The city’s human resources director, who also works for the schools, had already begun an investigation at Gousse’s request. Hilton ordered the investigation stopped, saying it’s important to have a third-party investigator to ensure an impartial analysis.
“We have concluded that the rapidly expanding complexity and scope of alleged school-related malfeasance, including student misconduct; misapplication of the code of conduct; interference by school administrative personnel or school committee members in disciplinary matters; is well beyond the capacity of the HR office to investigate,” she wrote. “Thus we are immediately terminating the involvement of the HR director and staff in this investigation.”
The issue has prompted parents and at least one teacher to speak out at recent School Committee meetings.

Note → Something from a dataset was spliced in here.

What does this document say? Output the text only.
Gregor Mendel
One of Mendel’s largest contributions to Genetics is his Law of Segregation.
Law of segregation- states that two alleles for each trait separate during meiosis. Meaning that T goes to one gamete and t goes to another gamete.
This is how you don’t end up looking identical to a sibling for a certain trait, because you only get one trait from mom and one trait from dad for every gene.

Rumors have circulated about how and why the suspensions were lifted. Critics have questioned whether it was done to allow some football players to participate in a playoff game Nov. 8. The suspensions were lifted on the day of the game.
“I don’t have any statutory or legal authority over the school, so I’m not trying to impose myself,” Hilton said Thursday about her decision. “We can work collaboratively.”
Westbrook High School Athletic Director Marc Sawyer said he suspended boys and girls from several fall sports teams on Nov. 6 after interviewing more than 40 students about a party held the weekend before Halloween, reportedly at the home of a student.
Some students admitted to drinking, while others said they were present while others drank, he said.
Principal Jon Ross said he and Sawyer decided two days later to lift all of the suspensions because they had received new information and because questions were raised about the “knowingly present” clause of the student code of conduct. Ross and Sawyer said the playoff game was not the reason for their decision.
Superintendent Gousse has said that he had nothing to do with the decision to lift the suspensions, and that he supported the decision by Ross and Sawyer.
Ross said he was unaware of Hilton’s letter. Violette did not return calls for comment Thursday.
The “knowingly present” policy requires students to leave a place “as soon as practicable” when they know that people in that place are illegally using alcohol or drugs.
Sawyer said he is continuing his own investigation, and may re-impose the suspensions. Ross has instituted a new policy requiring every student-athlete and their parents or guardians to sign a copy of the code of conduct.
According to the school’s athletic student handbook for 2012-13, the first violation of the policy triggers an automatic four-week suspension from extracurricular activities and a two-week suspension from practice. It also triggers an automatic minimum of three sessions with the school’s substance abuse counselor.
The athlete also must forfeit any leadership position for the season, and cannot receive individual honors or awards for that sport.
Gousse said he plans to hold a community forum after the holidays, and a roundtable group to discuss how the situation was handled. He wants to take that feedback to the School Committee’s policy group with a recommendation on whether to change the policy.